The paleogenetic signatures of marine biota reveal their responses to the Holocene Thermal Maximum

Biodiversity plays an essential role in the functioning of marine ecosystems, and ultimately their health and resilience. Yet, as an overwhelming number of functional groups do not leave a fossil record (e.g., zooplankton, jellyfish, and soft-bodied benthic fauna), our understanding of past marine biodiversity changes is inadequate to make confident projections. The retrieval of sedimentary ancient DNA (sedaDNA), the molecular footprints of past biota from marine sediment cores, has been a game changer in this regard. It allows us to trace species, e.g. with soft body parts or skeletal components prone to dissolution, offering a more complete picture of ecosystem-level responses over time.
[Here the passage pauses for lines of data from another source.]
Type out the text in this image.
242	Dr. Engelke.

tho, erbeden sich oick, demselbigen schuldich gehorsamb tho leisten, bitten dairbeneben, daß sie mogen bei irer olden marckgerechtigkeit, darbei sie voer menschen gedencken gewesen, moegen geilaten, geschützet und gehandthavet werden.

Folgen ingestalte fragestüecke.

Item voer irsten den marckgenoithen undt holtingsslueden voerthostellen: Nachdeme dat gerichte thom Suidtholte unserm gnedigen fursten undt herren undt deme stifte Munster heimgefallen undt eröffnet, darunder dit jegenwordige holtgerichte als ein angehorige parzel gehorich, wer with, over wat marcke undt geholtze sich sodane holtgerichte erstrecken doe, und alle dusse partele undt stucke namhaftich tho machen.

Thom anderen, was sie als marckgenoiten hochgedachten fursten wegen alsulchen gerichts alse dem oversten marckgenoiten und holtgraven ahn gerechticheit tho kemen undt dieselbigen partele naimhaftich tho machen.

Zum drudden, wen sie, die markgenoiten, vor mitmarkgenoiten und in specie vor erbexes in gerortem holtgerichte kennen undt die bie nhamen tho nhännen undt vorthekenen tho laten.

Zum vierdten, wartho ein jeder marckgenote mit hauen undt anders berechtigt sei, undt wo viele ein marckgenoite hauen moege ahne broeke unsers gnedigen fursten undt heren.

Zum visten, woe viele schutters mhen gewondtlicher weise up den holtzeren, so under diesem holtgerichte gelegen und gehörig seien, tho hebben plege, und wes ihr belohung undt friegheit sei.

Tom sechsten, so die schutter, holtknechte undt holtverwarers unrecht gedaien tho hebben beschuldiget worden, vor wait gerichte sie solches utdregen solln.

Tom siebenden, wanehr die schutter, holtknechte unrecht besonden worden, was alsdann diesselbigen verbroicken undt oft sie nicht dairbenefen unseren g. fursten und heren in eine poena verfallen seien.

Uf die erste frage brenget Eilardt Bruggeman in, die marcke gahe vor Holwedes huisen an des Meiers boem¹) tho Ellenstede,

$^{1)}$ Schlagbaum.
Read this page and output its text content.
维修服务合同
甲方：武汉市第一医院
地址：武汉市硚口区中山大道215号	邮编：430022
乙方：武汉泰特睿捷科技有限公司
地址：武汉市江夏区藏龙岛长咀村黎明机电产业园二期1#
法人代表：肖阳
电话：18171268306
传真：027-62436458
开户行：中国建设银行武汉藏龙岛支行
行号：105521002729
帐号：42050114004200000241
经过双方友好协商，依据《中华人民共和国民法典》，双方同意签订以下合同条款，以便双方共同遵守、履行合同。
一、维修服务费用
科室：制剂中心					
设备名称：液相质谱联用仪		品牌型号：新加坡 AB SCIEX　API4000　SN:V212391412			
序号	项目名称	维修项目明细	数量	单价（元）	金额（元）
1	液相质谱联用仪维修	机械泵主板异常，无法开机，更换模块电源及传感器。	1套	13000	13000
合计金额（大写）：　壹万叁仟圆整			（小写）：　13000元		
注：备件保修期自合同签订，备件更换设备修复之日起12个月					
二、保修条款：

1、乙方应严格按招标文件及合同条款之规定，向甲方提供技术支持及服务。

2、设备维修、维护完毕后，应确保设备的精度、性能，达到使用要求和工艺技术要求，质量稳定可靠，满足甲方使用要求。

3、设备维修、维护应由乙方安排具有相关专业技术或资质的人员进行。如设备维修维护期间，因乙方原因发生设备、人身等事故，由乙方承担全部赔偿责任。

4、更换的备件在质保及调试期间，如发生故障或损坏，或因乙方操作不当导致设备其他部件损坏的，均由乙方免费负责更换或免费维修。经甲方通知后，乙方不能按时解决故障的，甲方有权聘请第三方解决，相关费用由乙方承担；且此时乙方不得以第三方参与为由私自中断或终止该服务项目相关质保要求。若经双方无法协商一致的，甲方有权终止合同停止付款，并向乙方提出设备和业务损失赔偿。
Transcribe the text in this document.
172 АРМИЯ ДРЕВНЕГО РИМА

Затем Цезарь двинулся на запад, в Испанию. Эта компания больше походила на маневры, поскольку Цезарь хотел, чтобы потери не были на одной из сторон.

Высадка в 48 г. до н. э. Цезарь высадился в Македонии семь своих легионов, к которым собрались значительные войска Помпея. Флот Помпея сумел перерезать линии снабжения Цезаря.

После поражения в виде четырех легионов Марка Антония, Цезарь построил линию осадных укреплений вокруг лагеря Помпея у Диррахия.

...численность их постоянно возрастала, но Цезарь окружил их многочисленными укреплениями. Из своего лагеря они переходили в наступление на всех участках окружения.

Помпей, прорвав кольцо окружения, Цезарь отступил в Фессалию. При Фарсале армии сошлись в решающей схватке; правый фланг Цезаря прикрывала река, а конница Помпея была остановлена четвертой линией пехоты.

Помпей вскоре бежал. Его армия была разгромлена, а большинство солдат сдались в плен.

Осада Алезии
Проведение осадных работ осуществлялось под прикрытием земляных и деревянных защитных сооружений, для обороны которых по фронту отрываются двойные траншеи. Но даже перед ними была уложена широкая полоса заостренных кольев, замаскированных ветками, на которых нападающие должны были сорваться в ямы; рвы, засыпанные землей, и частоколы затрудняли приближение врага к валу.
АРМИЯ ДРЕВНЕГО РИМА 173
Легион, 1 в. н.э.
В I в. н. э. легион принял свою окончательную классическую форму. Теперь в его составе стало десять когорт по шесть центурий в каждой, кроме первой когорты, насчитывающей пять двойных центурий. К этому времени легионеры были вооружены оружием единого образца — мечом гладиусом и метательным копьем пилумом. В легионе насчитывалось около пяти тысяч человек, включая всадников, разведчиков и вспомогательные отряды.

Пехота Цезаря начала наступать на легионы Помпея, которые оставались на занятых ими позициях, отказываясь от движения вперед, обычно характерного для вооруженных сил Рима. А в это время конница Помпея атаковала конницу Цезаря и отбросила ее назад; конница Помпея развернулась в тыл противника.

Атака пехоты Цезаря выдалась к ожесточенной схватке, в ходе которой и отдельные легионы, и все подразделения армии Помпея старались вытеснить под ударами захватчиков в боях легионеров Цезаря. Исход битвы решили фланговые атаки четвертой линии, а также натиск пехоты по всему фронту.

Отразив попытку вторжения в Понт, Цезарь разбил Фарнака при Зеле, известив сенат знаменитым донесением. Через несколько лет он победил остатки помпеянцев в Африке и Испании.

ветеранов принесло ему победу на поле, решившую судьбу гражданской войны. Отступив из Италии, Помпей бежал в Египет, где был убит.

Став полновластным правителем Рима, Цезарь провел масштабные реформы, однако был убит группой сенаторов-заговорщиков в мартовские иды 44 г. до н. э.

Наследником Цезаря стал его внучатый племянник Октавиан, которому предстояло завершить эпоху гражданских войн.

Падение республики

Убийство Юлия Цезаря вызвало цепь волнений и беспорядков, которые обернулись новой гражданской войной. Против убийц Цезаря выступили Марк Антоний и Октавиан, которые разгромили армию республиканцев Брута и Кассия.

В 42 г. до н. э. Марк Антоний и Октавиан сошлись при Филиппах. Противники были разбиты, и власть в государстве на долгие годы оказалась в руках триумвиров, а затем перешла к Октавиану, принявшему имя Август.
As anthropogenic climate warming accelerates change in Arctic marine environments, the need for long-term ecological baselines has become increasingly urgent. Past ecosystem responses to natural climate variability can provide critical context for interpreting and anticipating present and future changes. Here, we will present a sedaDNA record from Melville Bay off North-West Greenland, covering the past ~12,000 years. By characterizing the changes of marine biota in response to the Holocene Thermal Maximum, we aim to establish natural baselines for marine biodiversity to place recent and projected changes in context. In addition to a broad reconstruction of community change, we will highlight taxonomic groups which are of high ecological, cultural, and economic relevance to Greenland, such as primary producers including seaweeds, (gelatinous) zooplankton, fish, and marine mammals. We invite dialogue on how sedaDNA research can support knowledge-driven approaches to managing Arctic marine ecosystems under climate warming.